THE CREATOR Review

Visually absorbing if not thematically so. Though the ideas it's playing with and tropes it's utilizing may not be as shallow as they initially appear they tend to feel cursory due to the fact writer/director Gareth Edwards (Monsters, Rogue One) never finds the right groove for his film to slide into. The Creator is ultimately a movie of fits and starts in which each new promise of something exciting and/or interesting never fully delivers on as much.

It's an odd feeling, really, given mere minutes into the film I was bowled over by the authenticity imbued on an image of a massive spacecraft hovering over a more natural (and clearly real) location. I'm a sucker for when films can integrate futuristic or not yet realized elements into a more common and recognizable environment and Edwards has a great eye for such combinations that really allow both components to pop, but while I was immediately in on the aesthetic I kept wondering when I was going to be made to care or even be wowed by anything other than the framing.

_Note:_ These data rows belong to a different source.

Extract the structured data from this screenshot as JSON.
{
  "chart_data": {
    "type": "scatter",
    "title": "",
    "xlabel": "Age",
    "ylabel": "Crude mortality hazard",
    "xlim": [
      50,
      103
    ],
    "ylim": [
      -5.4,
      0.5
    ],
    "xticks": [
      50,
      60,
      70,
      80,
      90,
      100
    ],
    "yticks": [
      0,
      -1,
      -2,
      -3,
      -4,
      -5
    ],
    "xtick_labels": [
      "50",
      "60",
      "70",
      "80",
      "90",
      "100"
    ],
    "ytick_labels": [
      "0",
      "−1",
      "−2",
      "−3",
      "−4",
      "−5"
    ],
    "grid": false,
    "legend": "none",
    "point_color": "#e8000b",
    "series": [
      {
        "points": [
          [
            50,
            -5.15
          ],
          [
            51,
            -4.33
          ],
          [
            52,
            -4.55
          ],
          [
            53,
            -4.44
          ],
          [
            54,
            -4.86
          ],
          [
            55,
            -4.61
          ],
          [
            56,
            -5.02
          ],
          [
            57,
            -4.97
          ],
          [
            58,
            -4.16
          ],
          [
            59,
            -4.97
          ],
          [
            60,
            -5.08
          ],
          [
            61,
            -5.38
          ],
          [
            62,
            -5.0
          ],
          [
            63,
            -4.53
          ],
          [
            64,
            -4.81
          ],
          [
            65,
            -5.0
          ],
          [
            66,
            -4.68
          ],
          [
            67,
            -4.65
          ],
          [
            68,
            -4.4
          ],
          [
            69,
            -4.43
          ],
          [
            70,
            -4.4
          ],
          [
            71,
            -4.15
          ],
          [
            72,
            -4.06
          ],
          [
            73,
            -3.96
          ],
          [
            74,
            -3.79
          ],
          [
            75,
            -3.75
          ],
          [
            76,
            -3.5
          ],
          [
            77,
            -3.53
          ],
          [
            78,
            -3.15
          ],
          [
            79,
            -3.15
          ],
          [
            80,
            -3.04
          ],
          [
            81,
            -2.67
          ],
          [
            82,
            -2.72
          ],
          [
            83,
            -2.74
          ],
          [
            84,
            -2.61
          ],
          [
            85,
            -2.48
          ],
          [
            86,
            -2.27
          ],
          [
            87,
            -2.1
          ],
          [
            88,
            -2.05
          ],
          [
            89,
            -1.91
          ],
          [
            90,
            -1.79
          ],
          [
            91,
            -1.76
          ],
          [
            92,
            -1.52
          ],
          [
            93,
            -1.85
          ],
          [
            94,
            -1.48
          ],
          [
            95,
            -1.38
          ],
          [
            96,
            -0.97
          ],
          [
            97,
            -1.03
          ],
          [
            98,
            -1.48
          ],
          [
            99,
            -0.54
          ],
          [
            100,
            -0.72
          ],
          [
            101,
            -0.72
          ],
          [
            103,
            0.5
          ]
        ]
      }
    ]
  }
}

Aside from a few in-world inventions, performance moments (largely from Madeleine Yuna Voyles in a really wonderful and really complicated role for a child to play), along with some questionable story turns there wasn't anything that made me sit up in a way that I was inclined to lean forward. Rather, I kind of shifted my weight to the other armrest to consider why the film didn't seem interested in leaning into its ideas either. The mission is fairly straightforward, but the intentions are not...always. Weirdly, and despite admitting it was beings operating on artificial intelligence who nuked Los Angeles, The Creator is determined to convince us the only thing left of our souls are the fingerprints we left on the programming within the robots we're now at war with.

Joshua's (John David Washington) entire arc is that of going from the former soldier who harbors hate for robots coming around on them because of an emotional connection meant to be a revelatory moment in the third act yet we know that he knows this child is not real, that it is just programming, and that despite what feelings may have developed, underneath we are not all the same. Many a parallels could be drawn around the analogous nature of the story and I certainly understand the validity of what feels real sometimes holding more merit and importance than what may be factual, but strictly in terms of the debate around A.I. - this feels like an odd time to make this argument.

Alphie (Madeleine Yuna Voyles) is the key to either saving or destroying humanity in The Creator.
© 20th Century Studios

Whether future viewings occur or not, I'd like to believe there is more going on underneath the surface than my intial screening would indicate as I haven't yet worked out the potential meaning for having Joshua and Alphie's desires be so aligned and greater than that of the semantics taking place around them that they're unwillingly caught up in. I do know that the concept of transferring someone's last moments of consciousness to a robot via flash drive so that others may share in them or gain information from them was pretty sick, that Ralph Ineson's voice is just insane, and that I didn't really clock Hans Zimmer's score at all despite this being right square in the middle of his wheelhouse which was...disappointing...to say the least; much like the experience overall.